Use the ancestor or parent axis instead of a top-down approach

eXist-db can navigate the ancestor axis as fast as the descendant axis. It can thus be more efficient to build a query bottom-up instead of top-down. Here's a top-down example:

for $section in collection("/db/articles")//section for $match in $section//p[contains(., "XML")] return <match> <section>{$section/title/text()}</section> {$match} </match>
Top-down query using nested for

This query walks through a set of sections and queries each of them for paragraphs containing the string "XML". It then outputs the title of the section, followed by the matching paragraphs. Note that it will also return the title of all sections which do not have any matches.

The nested for loop again forces the query engine into a step-by-step iteration over the section elements. We can avoid this by using a bottom-up approach:

for $match in collection("/db/articles")//section//p[contains(., "XML")] return <match> <section>{$match/ancestor::title/text()}</section> {$match} </match>
Bottom-up query using ancestor axis

The second query should be several times faster than the first one.

Match regular expressions against the start of a string

Function fn:matches returns true if any substring of its argument string matches the regular expression. The query engine thus needs to scan all index entries as the match could be at any position of an entry.

You can reduce the range of entries to be scanned by anchoring your pattern at the start of a string (where applicable):

fn:matches($str, "^XQuery")

Use fn:id to lookup xml:id attributes

eXist-db automatically indexes all xml:id attributes and other attributes with type ID as declared in a DTD (only if validation is enabled). This automatic index is used by the standard id functions and provides a fast way to look up an element. For example,

id("sect1")/head

locates the element with id "sect1" and returns its <head> child. This is done through a fast index lookup. However, please note that the equivalent expression

//section[@xml:id = 'sect1']/head

will NOT use the id index (you will need to declare an extra range index for that).
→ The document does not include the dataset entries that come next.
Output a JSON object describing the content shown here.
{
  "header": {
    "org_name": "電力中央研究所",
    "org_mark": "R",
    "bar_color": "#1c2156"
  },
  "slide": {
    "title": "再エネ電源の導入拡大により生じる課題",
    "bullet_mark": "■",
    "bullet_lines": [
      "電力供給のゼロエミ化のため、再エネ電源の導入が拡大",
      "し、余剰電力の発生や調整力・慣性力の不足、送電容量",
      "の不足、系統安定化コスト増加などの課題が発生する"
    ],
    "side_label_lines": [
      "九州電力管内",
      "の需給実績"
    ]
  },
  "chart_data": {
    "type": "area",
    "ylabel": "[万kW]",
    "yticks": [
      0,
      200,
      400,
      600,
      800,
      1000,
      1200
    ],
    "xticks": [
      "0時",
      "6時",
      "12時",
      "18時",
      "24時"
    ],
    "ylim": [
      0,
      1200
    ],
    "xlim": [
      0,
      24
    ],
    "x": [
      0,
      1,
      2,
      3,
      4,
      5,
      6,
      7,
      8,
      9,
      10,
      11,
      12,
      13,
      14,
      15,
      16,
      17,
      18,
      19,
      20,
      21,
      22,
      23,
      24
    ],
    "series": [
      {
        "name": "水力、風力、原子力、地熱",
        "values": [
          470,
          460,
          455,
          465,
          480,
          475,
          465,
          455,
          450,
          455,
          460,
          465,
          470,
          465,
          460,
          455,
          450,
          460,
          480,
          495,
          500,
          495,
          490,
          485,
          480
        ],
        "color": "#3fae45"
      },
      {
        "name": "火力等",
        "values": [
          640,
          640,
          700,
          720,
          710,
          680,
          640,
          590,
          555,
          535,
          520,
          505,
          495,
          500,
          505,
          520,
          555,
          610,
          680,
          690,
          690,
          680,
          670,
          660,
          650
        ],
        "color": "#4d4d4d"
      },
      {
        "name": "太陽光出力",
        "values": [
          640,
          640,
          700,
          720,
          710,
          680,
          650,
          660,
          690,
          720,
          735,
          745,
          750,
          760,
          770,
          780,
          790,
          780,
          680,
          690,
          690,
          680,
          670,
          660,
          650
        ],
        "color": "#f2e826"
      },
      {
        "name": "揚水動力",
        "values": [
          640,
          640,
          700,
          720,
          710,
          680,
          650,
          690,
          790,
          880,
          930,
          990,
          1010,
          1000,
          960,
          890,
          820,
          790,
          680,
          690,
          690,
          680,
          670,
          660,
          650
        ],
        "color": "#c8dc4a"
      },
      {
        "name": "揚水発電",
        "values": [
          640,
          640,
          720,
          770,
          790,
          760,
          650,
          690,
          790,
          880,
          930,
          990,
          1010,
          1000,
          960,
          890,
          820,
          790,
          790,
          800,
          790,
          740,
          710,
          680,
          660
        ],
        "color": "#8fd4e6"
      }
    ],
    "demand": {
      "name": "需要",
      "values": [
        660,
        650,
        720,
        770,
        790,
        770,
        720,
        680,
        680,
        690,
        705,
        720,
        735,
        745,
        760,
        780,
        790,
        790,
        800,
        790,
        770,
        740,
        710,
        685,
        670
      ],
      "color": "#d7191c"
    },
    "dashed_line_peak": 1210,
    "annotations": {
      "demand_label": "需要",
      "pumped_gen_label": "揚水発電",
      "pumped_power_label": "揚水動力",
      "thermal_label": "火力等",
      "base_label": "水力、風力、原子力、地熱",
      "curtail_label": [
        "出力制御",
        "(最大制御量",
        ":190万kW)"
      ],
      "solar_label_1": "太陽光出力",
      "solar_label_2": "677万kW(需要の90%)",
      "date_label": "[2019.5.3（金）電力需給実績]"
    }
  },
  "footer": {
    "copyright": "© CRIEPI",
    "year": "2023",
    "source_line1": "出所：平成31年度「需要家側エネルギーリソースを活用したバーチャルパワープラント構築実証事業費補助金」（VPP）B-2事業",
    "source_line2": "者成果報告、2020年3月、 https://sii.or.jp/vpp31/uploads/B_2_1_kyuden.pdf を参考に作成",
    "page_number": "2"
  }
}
Please be also aware that larger xml:id values cost performance as has been reported by some users working with large databases.

Defer output generation until really needed

When working with large result sets within a query, it is important to understand the differences between stored nodes and in-memory XML: if a node set consists of nodes which are stored in the database, eXist-db will usually never load those nodes into memory. Instead, it uses lightweight references for most processing steps. This way, even large node sets do not consume too much memory.
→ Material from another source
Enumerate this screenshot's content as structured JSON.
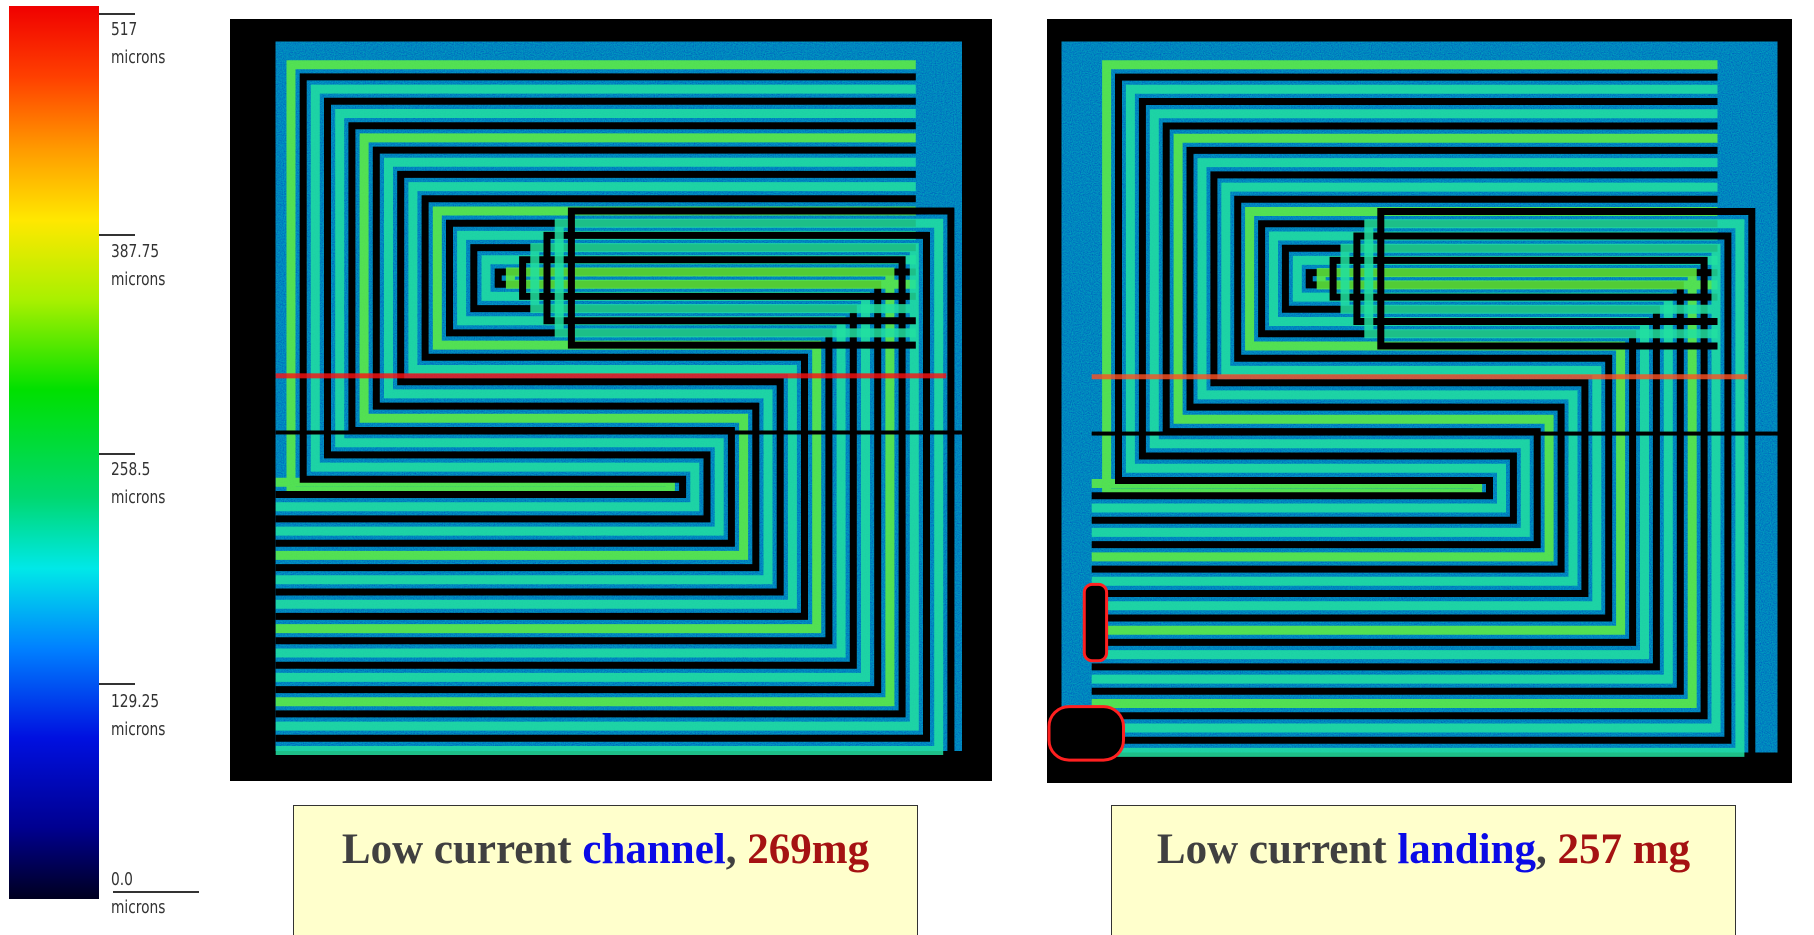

However, all new XML nodes created within an XQuery will reside in memory and you should be aware that the constructed XML fragments need to fit into the memory available to the Java VM. If a query generates too many nodes, the XQuery watchdog (if enabled) may step in and kill it.

A typical scenario: a query selects a large number of documents from the database and then iterates through each to generate some HTML output for display. However, only the first 10 results are really returned to the user, the rest is stored into an HTTP session for later viewing.
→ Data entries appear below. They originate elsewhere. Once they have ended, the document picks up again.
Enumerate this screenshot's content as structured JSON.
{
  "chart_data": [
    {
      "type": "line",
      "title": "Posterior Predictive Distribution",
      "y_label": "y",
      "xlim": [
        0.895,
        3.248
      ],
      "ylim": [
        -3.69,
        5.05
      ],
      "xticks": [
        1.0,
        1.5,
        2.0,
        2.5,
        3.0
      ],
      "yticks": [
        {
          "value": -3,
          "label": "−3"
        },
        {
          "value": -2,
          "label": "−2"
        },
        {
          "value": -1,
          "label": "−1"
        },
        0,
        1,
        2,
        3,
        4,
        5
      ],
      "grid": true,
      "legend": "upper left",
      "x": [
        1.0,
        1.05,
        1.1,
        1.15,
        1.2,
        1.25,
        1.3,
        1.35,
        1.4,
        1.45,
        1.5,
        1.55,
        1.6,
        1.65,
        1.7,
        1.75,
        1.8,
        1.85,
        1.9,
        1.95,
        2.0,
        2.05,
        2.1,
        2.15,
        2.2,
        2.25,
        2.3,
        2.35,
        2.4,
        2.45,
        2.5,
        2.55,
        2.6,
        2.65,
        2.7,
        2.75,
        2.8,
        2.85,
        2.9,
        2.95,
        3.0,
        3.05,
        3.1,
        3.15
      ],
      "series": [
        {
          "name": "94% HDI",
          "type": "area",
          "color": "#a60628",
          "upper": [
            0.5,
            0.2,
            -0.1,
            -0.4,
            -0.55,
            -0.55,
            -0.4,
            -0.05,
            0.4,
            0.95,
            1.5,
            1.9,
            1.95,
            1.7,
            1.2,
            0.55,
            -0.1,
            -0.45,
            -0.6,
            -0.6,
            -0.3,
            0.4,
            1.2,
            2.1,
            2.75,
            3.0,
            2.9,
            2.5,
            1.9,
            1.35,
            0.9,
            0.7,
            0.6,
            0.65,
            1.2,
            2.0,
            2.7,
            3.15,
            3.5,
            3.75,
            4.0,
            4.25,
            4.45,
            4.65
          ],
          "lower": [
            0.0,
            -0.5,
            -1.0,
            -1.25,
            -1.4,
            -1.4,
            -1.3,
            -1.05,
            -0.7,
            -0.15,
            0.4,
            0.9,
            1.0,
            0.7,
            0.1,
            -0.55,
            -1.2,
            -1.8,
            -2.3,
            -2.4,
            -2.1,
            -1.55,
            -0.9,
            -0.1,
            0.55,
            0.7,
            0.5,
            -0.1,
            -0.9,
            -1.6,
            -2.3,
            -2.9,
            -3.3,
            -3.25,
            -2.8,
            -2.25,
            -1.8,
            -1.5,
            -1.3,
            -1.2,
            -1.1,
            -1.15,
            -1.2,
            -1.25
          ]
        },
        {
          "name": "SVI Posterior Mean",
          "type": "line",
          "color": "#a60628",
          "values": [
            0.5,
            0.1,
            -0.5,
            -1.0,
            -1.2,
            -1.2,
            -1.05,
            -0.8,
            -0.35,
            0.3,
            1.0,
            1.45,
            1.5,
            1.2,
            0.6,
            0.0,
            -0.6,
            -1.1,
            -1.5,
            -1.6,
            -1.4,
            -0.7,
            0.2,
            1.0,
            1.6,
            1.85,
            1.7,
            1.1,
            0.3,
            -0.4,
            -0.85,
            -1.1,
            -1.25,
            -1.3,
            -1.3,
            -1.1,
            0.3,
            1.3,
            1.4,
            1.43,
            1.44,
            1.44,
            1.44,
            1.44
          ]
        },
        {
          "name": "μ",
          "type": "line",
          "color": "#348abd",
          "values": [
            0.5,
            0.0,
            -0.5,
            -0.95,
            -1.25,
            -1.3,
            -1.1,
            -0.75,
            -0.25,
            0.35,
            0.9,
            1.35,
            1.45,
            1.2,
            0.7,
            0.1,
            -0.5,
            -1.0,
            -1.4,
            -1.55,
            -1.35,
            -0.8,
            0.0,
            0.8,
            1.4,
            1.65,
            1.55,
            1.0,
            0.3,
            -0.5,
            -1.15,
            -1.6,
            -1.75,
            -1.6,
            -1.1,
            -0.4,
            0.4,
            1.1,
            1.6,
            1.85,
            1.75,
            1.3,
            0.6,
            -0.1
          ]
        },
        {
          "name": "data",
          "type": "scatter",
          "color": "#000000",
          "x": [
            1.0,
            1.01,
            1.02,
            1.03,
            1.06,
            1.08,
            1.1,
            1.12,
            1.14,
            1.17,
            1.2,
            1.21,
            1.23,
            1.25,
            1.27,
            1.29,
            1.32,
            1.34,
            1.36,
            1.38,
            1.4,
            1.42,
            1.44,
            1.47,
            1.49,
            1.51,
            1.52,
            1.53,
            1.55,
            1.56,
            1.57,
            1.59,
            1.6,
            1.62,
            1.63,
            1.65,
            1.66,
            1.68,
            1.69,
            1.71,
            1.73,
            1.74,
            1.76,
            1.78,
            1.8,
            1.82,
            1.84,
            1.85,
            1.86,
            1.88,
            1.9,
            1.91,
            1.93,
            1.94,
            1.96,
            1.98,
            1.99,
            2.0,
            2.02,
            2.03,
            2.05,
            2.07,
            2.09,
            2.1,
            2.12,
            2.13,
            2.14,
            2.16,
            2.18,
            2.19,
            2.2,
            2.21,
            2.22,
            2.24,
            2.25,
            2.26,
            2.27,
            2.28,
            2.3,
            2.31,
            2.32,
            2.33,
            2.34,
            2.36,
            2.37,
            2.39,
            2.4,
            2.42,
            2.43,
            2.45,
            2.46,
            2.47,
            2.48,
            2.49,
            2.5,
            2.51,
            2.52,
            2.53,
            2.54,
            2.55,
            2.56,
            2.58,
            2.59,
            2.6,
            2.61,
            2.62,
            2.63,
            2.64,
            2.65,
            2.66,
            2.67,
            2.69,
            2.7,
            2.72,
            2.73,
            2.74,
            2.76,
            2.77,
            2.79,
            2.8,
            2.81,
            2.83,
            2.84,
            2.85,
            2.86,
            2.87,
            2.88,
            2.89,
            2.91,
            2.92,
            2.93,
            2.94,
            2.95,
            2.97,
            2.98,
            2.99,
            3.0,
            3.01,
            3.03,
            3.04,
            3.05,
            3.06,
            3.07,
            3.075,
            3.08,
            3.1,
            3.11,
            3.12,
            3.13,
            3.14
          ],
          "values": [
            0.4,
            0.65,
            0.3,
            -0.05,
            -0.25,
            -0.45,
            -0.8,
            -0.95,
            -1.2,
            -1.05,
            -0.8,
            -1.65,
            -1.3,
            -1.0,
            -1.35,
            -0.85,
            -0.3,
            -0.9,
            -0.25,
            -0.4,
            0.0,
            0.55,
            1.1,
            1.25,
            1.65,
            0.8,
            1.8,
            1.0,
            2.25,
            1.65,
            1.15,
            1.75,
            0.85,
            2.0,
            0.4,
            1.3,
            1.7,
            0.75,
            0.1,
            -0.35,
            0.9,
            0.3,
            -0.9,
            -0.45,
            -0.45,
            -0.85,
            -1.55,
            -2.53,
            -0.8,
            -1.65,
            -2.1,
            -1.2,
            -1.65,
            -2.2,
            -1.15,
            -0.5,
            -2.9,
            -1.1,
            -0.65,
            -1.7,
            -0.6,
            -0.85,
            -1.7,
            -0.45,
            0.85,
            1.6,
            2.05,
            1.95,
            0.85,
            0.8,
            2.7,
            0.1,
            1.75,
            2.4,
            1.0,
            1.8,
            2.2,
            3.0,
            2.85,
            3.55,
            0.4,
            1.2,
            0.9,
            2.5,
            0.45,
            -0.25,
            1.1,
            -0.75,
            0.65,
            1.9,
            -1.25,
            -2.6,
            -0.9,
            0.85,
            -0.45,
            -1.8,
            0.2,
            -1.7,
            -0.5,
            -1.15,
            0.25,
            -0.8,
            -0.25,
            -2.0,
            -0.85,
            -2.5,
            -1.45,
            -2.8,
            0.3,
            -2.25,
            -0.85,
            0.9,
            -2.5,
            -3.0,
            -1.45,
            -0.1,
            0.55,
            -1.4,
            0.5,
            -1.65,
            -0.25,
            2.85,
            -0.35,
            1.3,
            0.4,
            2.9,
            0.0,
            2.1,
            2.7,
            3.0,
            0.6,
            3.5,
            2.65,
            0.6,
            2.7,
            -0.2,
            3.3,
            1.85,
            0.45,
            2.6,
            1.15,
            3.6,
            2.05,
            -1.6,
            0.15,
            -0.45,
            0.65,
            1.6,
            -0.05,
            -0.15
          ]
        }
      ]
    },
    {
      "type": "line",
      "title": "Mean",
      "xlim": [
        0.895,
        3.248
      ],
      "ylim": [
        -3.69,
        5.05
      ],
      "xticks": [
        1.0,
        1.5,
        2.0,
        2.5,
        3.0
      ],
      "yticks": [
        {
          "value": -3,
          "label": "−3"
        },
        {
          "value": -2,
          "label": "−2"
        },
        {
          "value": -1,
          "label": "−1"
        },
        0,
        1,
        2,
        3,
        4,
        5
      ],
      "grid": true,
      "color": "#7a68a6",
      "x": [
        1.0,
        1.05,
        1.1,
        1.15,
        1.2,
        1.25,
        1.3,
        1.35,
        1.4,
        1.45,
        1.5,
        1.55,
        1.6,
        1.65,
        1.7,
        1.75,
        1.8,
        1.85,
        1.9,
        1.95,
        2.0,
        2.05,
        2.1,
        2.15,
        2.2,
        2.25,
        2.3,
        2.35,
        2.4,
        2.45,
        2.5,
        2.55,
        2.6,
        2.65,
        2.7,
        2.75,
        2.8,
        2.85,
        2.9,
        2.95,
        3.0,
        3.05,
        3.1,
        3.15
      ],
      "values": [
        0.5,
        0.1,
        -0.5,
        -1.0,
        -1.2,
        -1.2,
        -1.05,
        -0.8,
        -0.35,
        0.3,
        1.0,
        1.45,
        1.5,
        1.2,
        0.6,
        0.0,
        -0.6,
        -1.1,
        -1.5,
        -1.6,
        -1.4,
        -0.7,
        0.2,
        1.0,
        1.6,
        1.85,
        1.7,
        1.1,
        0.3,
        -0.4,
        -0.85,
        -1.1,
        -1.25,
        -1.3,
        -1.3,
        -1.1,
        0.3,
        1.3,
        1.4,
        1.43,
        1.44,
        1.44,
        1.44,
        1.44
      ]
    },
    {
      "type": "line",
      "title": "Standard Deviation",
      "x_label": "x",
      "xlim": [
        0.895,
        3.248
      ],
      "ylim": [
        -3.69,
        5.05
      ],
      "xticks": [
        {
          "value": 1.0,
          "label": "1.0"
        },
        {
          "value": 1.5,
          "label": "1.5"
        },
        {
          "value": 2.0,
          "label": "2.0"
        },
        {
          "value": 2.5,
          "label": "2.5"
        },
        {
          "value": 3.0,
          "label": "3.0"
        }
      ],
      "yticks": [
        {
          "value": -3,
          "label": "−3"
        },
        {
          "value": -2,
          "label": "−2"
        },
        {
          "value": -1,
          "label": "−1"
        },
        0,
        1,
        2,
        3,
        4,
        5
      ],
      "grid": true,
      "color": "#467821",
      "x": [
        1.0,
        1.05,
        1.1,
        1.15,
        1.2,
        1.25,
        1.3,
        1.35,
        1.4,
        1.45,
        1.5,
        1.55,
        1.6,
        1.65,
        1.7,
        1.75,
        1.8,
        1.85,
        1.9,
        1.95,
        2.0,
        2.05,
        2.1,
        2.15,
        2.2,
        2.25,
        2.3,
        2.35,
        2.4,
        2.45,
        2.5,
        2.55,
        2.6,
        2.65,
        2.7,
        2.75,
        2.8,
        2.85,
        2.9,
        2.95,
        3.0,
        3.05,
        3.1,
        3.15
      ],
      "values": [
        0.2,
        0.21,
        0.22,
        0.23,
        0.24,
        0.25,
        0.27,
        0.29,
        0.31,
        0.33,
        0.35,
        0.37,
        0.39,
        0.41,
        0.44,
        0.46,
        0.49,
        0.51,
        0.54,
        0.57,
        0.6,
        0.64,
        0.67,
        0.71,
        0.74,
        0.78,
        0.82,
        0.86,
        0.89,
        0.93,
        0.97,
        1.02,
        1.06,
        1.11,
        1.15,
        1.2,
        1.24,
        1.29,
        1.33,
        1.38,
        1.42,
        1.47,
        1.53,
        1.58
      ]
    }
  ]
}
In this case it is important to limit the HTML generation to those items which are actually returned. Though the source XML documents may be large, eXist-db will not load them into memory, but just keep references to them. Storing those references into a session does not consume much memory.

let $nodes := (: select some nodes in the db :) let $session := session:set-attribute("result", $nodes) (: store result into session :) (: only return the first 10 nodes :) for $node in subsequence($nodes, 1, 10) return (: Generate HTML for output :) <div>(: Create complex HTML markup using $node :)</div>
Limiting output generation

Please note also that eXist-db uses lazy evaluation when constructing new XML fragments. For example:

<book>{$node/title}</book>

Assuming that $node references a node in the database, the query engine will not copy $node/title into the constructed <book> element. Instead, only a reference is inserted. The reference will not be expanded until the fragment is serialized or queried. So if you only need to wrap selected parts of an element into a new fragment, memory consumption will not be too high.